A NEW DEPARTURE

THE health campaigns of the last forty-five years divide themselves naturally into two groups, those that came before 1900 and those that came after that year. The early campaigns were the more obvious; the later campaigns are the more subtle in their tactics, but none the less effective. Before 1900 the death-rate had been reduced by more than one third. In 1866 it was 34 per thousand; in 1900 it was 20.57 per thousand. During this period of thirty-four years wells had been gradually eliminated as sources of drinking-water, until not one was left in the principal parts of the city. Young children who never had been in the country were brought to the well in Central Park and they gazed into it as a curiosity, just as they looked at the bears and the greenhouses. At the same time the general water-supply was vastly improved. To live in cellars was made illegal, and there was a general improvement in the condition of dwellings. Street-cleaning became well organized; sewers were laid in almost all the streets, and refuse was cared for scientifically. The public supervision of contagious diseases became effective; good use was made of new medical discoveries, such as diphtheria antitoxin, and the public hospitals were improved.

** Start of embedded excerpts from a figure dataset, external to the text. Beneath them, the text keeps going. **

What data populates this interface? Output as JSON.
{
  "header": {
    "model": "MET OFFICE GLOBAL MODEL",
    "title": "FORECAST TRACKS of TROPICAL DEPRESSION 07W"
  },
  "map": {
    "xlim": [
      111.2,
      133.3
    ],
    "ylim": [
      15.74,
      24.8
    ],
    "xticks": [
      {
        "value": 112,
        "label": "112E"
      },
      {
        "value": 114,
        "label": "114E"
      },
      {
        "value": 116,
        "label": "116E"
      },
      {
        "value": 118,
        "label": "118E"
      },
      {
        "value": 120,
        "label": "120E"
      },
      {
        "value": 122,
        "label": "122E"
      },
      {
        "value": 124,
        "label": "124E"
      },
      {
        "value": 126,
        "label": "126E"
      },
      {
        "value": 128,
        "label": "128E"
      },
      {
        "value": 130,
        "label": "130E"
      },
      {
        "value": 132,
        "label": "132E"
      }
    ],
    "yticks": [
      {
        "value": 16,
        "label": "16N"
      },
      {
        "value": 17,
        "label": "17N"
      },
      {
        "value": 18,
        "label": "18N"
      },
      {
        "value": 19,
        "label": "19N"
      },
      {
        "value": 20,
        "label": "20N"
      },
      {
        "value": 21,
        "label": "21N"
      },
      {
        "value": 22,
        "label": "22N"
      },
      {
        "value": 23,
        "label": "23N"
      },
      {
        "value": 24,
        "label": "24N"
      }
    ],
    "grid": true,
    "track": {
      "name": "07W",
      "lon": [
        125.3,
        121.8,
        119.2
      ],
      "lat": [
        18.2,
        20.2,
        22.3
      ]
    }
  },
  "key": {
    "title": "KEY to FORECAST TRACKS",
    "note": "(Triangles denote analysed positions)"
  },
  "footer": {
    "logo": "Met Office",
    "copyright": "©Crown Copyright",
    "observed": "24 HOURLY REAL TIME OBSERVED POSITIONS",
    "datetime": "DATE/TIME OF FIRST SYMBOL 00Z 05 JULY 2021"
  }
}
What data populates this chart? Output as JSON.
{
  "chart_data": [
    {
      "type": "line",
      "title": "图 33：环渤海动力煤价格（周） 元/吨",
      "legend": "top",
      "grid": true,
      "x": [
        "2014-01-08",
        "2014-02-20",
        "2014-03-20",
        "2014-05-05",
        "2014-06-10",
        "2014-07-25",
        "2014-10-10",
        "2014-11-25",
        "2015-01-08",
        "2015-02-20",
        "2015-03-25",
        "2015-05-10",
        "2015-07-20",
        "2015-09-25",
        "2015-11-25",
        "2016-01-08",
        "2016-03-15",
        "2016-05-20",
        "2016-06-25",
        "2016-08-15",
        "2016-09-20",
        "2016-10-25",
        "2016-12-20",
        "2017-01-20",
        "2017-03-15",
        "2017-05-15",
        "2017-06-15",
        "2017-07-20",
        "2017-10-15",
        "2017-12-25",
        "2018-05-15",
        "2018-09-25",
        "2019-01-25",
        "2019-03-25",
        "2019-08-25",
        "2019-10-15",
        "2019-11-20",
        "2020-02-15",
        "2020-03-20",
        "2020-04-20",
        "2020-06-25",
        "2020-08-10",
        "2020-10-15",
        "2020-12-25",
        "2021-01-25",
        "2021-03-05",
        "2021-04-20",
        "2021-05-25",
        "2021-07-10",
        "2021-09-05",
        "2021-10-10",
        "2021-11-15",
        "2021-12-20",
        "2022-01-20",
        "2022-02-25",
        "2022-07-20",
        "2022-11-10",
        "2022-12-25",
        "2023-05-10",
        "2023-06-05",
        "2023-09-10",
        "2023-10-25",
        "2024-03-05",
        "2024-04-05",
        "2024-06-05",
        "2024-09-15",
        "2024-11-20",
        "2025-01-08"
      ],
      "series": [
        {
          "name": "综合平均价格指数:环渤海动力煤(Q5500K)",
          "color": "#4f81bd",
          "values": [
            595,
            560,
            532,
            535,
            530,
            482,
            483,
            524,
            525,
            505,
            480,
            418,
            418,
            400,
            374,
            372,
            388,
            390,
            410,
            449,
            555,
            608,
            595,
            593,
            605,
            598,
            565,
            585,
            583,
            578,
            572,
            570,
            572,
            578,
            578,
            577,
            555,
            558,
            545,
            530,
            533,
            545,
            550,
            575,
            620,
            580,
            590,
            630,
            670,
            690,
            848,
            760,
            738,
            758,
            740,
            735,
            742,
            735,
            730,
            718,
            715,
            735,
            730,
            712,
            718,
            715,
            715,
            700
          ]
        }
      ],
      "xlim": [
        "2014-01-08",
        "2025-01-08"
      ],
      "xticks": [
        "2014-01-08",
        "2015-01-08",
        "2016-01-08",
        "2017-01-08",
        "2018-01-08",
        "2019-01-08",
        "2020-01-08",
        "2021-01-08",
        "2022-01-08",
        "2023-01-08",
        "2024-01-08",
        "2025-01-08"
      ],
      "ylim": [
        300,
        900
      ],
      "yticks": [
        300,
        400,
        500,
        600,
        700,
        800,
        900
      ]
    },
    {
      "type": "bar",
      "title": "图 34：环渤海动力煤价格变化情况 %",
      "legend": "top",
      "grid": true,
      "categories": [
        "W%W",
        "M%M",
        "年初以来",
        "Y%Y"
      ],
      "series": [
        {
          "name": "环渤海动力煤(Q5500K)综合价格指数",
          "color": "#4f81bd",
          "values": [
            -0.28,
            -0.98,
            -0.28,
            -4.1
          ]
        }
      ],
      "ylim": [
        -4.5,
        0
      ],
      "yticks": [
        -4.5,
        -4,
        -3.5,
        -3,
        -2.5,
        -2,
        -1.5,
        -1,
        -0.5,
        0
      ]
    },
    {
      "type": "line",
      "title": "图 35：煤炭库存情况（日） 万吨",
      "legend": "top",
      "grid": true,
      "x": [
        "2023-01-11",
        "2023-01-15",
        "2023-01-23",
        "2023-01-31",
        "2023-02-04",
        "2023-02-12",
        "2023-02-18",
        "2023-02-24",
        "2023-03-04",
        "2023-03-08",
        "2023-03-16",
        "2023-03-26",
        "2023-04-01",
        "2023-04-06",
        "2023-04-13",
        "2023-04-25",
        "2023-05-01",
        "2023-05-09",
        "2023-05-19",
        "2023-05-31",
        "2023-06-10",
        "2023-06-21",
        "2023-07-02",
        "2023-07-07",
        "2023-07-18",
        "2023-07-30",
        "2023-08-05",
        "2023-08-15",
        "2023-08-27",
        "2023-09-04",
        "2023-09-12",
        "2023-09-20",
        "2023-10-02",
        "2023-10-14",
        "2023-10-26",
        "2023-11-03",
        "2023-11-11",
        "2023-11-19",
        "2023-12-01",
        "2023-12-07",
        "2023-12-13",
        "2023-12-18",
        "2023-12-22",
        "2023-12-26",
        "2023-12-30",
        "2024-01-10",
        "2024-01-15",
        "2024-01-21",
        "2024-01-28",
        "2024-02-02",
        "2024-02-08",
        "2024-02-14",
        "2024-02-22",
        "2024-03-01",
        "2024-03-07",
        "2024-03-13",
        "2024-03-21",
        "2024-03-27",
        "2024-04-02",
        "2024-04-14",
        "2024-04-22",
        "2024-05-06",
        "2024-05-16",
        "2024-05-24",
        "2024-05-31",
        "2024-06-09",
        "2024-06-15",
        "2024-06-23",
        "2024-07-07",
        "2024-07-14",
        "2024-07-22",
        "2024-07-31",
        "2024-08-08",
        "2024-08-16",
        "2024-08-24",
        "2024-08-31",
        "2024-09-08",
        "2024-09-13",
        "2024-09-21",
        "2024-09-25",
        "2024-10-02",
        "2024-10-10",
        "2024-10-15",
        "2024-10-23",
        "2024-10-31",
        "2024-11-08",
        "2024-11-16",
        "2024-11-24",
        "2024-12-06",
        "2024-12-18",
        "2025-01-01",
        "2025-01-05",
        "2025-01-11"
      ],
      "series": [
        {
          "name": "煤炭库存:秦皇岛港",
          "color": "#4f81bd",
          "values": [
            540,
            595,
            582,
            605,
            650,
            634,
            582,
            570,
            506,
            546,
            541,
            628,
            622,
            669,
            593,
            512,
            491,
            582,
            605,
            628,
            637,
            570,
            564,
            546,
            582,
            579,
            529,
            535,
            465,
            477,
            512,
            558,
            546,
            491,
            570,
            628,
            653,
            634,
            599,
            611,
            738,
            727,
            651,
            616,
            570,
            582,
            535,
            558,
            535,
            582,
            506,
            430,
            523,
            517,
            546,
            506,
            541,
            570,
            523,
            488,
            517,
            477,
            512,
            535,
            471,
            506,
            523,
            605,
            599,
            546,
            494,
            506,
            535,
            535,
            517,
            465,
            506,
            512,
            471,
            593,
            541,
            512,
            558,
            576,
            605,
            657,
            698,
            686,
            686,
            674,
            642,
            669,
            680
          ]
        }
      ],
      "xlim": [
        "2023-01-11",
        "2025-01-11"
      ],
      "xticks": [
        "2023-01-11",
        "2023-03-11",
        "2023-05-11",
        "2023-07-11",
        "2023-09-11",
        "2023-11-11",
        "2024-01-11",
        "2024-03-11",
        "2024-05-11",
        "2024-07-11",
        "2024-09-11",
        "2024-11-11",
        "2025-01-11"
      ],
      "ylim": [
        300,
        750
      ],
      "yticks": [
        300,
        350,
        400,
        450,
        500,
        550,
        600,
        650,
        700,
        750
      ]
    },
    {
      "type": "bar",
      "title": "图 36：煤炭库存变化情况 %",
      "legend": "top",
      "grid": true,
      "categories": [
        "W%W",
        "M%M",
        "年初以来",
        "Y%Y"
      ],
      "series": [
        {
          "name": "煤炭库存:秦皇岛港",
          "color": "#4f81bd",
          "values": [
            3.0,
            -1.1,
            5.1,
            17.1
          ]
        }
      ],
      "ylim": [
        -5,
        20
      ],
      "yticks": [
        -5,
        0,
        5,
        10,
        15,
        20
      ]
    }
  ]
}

Yet the advances in sanitary safeguarding since 1900 are more wonderful than those that came before. In the last twelve years the death-rate has been reduced by a quarter from its comparatively high rate at the beginning of the century. In 1911 it was 15.13 per thousand. For 1912 it was 14.11 per thousand. However, this reduction of more than six per thousand has been won with over twice the effort that was necessary to make the first fourteen per thousand. The city budget for 1912 carried an appropriation for the Department of Health of more than $3,000,000. As much more was spent the same year by the seventy-odd organizations, private or semi-public, the purpose of which is the betterment of health conditions. Besides, there has been the devoted labor of more than seven thousand physicians.

In all this vast field of effort, as diversified as the entire scope of modern science, as complex as civilization itself, two main lines stand out conspicuously. New York was a pioneer among cities in both. These concerned the treatment of tuberculosis and children’s diseases. The organized fight against tuberculosis in New York, under the latest approved scientific methods, dates only from 1904. Before that time there was no successful effort on the part of the authorities to diagnose the disease properly, nor any attempt to deal with it intelligently when it was discovered accidentally. Yet New York is as great a sufferer from the white plague as any other locality. Its congested living, its large Negro population, and its indigent foreigners, ignorant of our language and customs, make it a fertile breeding-ground for the tubercle bacillus.

Within eight years, twenty-nine tuberculosis clinics have been established, and several day camps have been built where sufferers can recuperate without expense and without leaving the city. In all these thorough blood and sputum tests are made with modern scientific apparatus. At the same time, it has been widely made known that to recover from the dread disease it is not necessary to leave the city, which, situated between two bodies of water, is swept constantly by fresh air, the chief necessity in the treatment of tuberculosis.